Gov. Scott Walker says he wants to earn the college degree that he abandoned decades ago. We hope that is more than an empty promise from a politician.

His attending the innovative University of Wisconsin System’s Flexible Option program would set a powerful example for the many Wisconsin residents who could benefit from going back to school.

There’s truth to the old saying “the more you learn, the more you earn.” In 2013, median weekly income for someone with a bachelor’s degree was $1,108. For someone who stopped with a high school diploma, it was only $651.

Step beyond aggregate statistics, and your mileage varies. Even a college dropout can rise to become governor, and a college graduate can be unemployed. Walker left Marquette University without finishing a degree.

Most people don’t live on those margins, though. That’s why the Flexible Option is so valuable. Wisconsin residents can earn credits on their own schedule, culminating in a degree that will enable them to seek better paying jobs.

Maybe Walker has the same thing in mind, after a sort. A degree might boost his national appeal if he wants to run for president in 2016. America hasn’t elected a president without a college degree since Harry Truman.

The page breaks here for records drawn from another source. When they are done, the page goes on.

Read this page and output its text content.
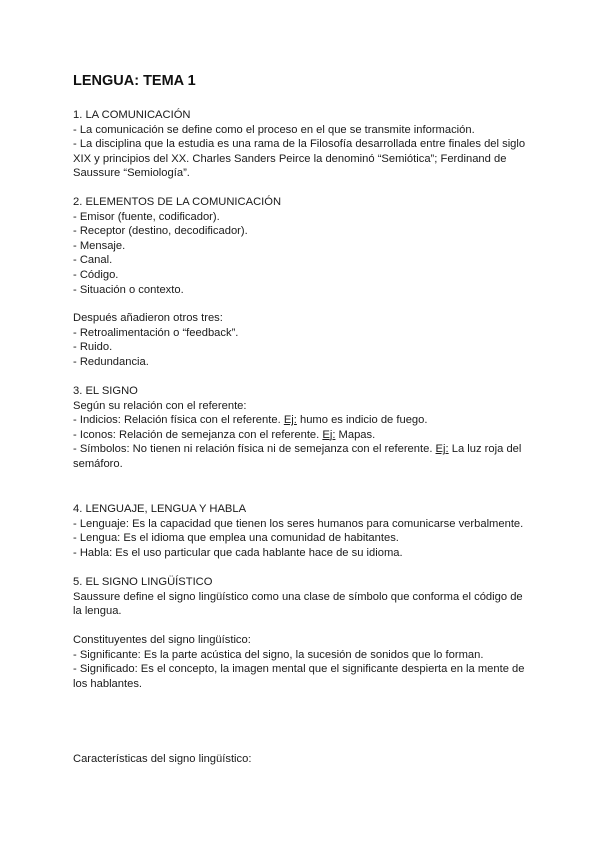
LENGUA: TEMA 1
1. LA COMUNICACIÓN
- La comunicación se define como el proceso en el que se transmite información.
- La disciplina que la estudia es una rama de la Filosofía desarrollada entre finales del siglo
XIX y principios del XX. Charles Sanders Peirce la denominó “Semiótica”; Ferdinand de
Saussure “Semiología”.
2. ELEMENTOS DE LA COMUNICACIÓN
- Emisor (fuente, codificador).
- Receptor (destino, decodificador).
- Mensaje.
- Canal.
- Código.
- Situación o contexto.
Después añadieron otros tres:
- Retroalimentación o “feedback”.
- Ruido.
- Redundancia.
3. EL SIGNO
Según su relación con el referente:
- Indicios: Relación física con el referente. Ej: humo es indicio de fuego.
- Iconos: Relación de semejanza con el referente. Ej: Mapas.
- Símbolos: No tienen ni relación física ni de semejanza con el referente. Ej: La luz roja del
semáforo.
4. LENGUAJE, LENGUA Y HABLA
- Lenguaje: Es la capacidad que tienen los seres humanos para comunicarse verbalmente.
- Lengua: Es el idioma que emplea una comunidad de habitantes.
- Habla: Es el uso particular que cada hablante hace de su idioma.
5. EL SIGNO LINGÜÍSTICO
Saussure define el signo lingüístico como una clase de símbolo que conforma el código de
la lengua.
Constituyentes del signo lingüístico:
- Significante: Es la parte acústica del signo, la sucesión de sonidos que lo forman.
- Significado: Es el concepto, la imagen mental que el significante despierta en la mente de
los hablantes.
Características del signo lingüístico:
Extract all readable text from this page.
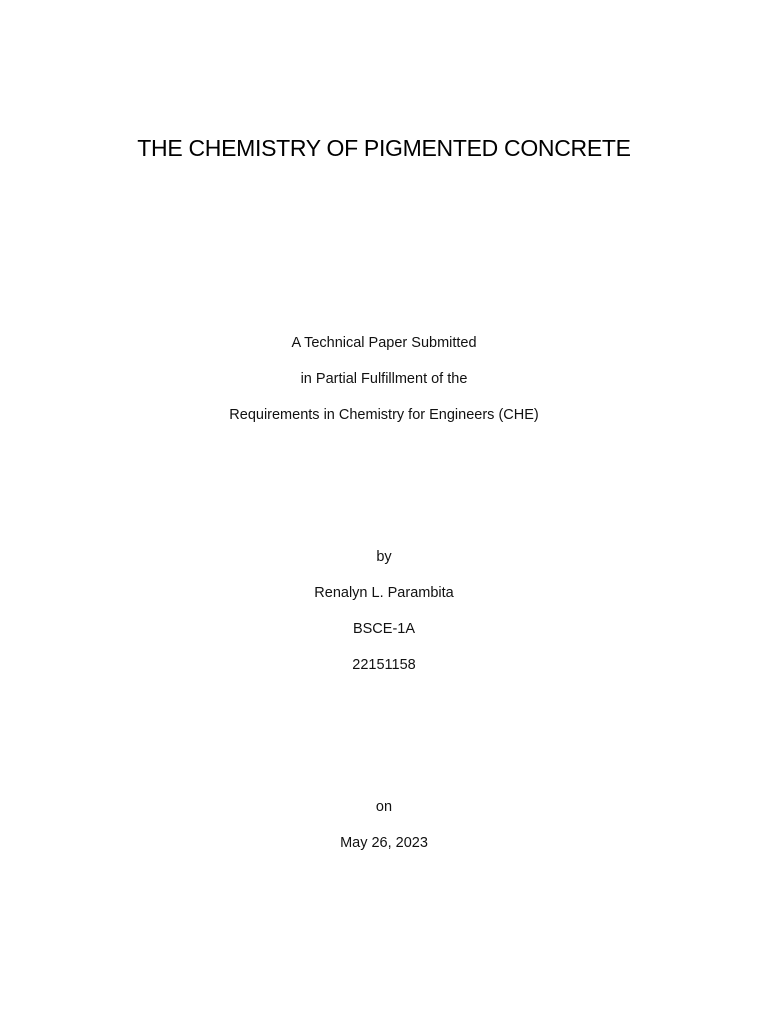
THE CHEMISTRY OF PIGMENTED CONCRETE
A Technical Paper Submitted
in Partial Fulfillment of the
Requirements in Chemistry for Engineers (CHE)
by
Renalyn L. Parambita
BSCE-1A
22151158
on
May 26, 2023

Yet Wisconsin voters knew about Walker’s background and elected him anyway — twice.

Even if that is Walker’s motivation, so what? He might seek another job, just as anyone else who pursues a degree through the Flexible Option does.

He’s busy, to be sure. But so is someone working full-time and raising kids. The only serious hurdle now is the limited number of programs available. Walker would need to find one that matches his experience and interests.

If he follows through, he would send an important message to other adults who dropped out of college. It is never too late to go back and finish what you started. Wisconsin makes it possible . even for the governor.

Governor choosing UW Flexible Option program would set great example.